Mit seinen misogynen Äußerungen versucht Schirinowski, bei Wählerinnen und Wählern stereotype Geschlechter-Vorstellungen à la „Frauen sollen zu Hause bleiben und sich um den Haushalt kümmern“ zu bestätigen. Dass er damit zumindest einen hohen Schauwert hat, zeigt sich auf YouTube: Ein Video, das einen der verbalen Ausfälle des 71-Jährigen gegen Xenia Sobtschak zeigt, ist auf YouTube bereits 200.000 Mal geklickt worden.
Hetze gegen den Islam
Was Schirinowski wohl dazu sagen würde, dass es in Frankreich eine Frau an die Spitze einer politischen Partei geschafft hat, die der LDPR gar nicht mal unähnlich ist? Die Rede ist von Marine Le Pen. Wie ihr Vater Jean-Marie Le Pen vor ihr führt sie den rechtspopulistischen Front National an – und hat es binnen weniger Jahre bewerkstelligt, die Partei von einer rechtsradikalen, antisemitischen Protestgruppierung zu einer nationalistischen Volkspartei umzubauen, die unter den Französinnen und Franzosen immer mehr Zustimmung findet. So erhielt Marine Le Pen bei der Präsidentschaftswahl 2017 ein Drittel aller Stimmen. Unter Jean-Marie Le Pen war sie auf höchstens zwölf Prozent gekommen.
Der Front National scheint massentauglich geworden zu sein. Womöglich liegt das daran, dass in den letzten Jahren antimuslimische Gewalttaten in Frankreich stark zugenommen haben. Marine Le Pen weiß, wie sie sich die antimuslimische Stimmung – die sich auch in anderen europäischen Staaten immer mehr auszubreiten scheint – für ihre Partei zunutze machen kann. So behauptete sie unter anderem, dass die „fortschreitende Islamisierung“ Frankreichs das „Überleben der Zivilisation“ infrage stelle.
Inhaltlich hat sich die ausländerfeindliche Ausrichtung des FN unter Marine Le Pen kaum geändert; lediglich der Ton ist etwas gemäßigter geworden, seit die frühere Abgeordnete des Europäischen Parlaments im Jahr 2011 den Vorsitz der Partei übernommen hat. Auch in Sachen Frauenrechte hat sich der Front National, entgegen jeder Erwartung, unter Le Pen nicht nach vorn bewegt. Erwähnt wird das Thema nur, wenn im gleichen Zug der „Islamismus“ kritisiert werden kann: so zum Beispiel, wenn der FN behaupten kann, dass er Frauen die „grundsätzlichsten Freiheiten“ wegnimmt.
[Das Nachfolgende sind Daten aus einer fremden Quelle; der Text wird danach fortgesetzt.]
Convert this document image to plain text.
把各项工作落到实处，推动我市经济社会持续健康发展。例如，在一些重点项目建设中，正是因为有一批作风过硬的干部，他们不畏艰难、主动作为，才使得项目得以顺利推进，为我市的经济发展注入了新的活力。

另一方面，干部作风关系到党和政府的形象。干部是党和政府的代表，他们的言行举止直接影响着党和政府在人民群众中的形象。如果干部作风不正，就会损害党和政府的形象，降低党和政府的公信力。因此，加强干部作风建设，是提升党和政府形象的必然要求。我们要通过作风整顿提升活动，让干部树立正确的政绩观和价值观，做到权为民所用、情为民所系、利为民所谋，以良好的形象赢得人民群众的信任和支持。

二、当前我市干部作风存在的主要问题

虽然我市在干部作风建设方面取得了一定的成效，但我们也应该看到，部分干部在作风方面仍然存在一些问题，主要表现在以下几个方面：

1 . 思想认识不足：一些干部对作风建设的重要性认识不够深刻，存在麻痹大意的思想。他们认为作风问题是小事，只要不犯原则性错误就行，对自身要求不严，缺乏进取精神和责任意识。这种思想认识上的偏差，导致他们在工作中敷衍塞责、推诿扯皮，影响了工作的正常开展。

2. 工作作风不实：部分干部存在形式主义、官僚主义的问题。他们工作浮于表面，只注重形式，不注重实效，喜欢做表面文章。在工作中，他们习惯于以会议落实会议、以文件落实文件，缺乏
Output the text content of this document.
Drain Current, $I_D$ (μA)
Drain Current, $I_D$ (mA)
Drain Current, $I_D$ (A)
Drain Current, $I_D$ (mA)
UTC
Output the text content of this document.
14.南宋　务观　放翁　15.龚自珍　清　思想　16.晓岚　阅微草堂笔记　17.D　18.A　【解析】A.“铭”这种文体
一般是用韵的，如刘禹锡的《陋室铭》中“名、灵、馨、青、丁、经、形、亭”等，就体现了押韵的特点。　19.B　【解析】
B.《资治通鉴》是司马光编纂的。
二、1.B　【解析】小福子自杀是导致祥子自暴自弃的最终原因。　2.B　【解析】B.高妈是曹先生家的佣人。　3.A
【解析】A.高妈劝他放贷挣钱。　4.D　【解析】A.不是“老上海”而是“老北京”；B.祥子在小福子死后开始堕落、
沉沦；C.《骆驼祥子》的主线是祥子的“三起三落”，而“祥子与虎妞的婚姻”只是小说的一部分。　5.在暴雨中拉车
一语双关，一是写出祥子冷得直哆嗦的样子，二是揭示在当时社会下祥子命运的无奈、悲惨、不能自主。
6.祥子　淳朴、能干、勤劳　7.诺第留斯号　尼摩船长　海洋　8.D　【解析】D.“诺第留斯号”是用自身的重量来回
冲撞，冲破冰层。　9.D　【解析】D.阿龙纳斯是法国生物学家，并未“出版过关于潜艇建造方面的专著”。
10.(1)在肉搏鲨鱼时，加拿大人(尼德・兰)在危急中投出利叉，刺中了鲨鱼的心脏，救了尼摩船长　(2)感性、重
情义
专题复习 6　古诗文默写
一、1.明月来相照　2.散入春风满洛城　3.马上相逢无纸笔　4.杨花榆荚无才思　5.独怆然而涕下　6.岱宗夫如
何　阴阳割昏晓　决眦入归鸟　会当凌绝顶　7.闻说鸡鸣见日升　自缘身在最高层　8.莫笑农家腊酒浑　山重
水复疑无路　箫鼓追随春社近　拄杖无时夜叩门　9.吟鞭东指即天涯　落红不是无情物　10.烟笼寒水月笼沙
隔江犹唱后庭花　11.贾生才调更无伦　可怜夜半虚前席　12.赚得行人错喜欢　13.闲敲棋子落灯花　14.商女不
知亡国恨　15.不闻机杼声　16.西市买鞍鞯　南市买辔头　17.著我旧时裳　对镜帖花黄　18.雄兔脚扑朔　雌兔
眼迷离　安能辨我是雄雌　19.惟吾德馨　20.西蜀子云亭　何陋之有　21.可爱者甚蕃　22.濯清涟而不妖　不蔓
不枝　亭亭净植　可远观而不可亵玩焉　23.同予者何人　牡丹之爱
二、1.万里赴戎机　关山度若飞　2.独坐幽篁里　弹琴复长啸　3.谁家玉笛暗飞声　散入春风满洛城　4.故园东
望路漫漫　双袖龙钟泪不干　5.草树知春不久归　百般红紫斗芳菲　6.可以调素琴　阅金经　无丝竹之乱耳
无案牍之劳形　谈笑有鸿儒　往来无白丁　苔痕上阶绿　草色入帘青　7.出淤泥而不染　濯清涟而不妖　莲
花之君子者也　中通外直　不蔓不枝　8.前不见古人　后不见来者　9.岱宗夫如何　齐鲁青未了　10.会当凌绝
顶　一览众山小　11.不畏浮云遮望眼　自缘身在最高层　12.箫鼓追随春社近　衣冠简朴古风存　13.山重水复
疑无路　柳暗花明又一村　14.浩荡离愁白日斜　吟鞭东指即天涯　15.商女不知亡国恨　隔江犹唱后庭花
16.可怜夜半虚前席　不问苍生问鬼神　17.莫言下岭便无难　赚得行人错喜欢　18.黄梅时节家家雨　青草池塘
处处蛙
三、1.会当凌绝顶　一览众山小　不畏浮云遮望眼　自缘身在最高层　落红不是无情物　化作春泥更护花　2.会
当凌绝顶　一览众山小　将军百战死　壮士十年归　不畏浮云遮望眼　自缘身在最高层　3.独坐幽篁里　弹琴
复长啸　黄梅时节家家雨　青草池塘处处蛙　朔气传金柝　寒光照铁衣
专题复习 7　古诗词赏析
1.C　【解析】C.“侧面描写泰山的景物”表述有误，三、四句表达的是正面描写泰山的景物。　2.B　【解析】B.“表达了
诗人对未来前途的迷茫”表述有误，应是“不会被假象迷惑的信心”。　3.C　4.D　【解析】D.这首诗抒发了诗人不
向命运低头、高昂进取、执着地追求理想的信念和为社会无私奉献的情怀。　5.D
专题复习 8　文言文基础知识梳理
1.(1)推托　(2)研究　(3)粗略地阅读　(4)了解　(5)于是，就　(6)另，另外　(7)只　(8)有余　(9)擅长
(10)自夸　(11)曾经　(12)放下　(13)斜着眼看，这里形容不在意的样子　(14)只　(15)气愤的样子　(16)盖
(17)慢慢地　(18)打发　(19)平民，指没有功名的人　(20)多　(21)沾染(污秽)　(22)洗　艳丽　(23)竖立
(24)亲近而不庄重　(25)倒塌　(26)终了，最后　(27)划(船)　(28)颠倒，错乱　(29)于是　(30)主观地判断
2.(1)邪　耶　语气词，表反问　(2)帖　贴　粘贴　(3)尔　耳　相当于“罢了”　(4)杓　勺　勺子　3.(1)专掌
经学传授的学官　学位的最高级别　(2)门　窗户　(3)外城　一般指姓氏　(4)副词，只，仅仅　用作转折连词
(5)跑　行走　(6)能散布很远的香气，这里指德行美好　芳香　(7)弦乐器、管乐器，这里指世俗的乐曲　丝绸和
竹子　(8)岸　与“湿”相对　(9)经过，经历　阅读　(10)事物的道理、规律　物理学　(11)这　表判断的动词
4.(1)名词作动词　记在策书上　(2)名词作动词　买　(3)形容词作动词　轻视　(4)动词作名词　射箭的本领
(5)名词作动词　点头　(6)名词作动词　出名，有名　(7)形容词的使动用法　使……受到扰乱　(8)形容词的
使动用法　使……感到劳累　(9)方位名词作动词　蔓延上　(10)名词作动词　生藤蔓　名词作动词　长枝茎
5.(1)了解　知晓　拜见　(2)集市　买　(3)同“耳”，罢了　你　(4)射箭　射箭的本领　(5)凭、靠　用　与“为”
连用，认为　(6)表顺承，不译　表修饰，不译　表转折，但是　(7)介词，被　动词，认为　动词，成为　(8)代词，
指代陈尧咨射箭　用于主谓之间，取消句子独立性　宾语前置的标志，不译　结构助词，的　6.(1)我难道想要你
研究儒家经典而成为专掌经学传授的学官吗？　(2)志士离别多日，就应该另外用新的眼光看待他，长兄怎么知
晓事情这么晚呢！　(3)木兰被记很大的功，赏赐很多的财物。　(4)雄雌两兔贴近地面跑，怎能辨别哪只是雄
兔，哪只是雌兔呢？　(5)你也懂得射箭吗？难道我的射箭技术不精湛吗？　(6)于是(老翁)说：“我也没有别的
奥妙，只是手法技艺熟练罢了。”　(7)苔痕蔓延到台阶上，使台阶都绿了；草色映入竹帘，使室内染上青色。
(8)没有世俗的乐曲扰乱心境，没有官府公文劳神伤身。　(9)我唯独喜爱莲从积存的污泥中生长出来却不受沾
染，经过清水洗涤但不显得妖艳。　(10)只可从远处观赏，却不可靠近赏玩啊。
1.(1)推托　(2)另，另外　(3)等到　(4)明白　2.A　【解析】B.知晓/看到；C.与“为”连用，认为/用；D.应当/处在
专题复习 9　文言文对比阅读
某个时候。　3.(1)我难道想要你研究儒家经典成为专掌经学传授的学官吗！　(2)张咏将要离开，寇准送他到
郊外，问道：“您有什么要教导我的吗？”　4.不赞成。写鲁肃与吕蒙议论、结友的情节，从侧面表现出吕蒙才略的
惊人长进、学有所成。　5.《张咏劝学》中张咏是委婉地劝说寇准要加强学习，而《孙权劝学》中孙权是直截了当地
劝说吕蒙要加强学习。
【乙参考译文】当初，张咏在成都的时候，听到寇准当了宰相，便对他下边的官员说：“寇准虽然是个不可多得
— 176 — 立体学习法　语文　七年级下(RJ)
Rassismus und die Diskriminierung von bestimmten Gruppen sind sowohl in Ost- als auch in Westeuropa ein zunehmend beliebtes Wahlkampf-Instrument nationalistischer und rechtsextremer Parteien. Von so etwas wie Anstand ist bei Politiker und Politikerinnen wie Schirinowski und Le Pen nichts zu sehen.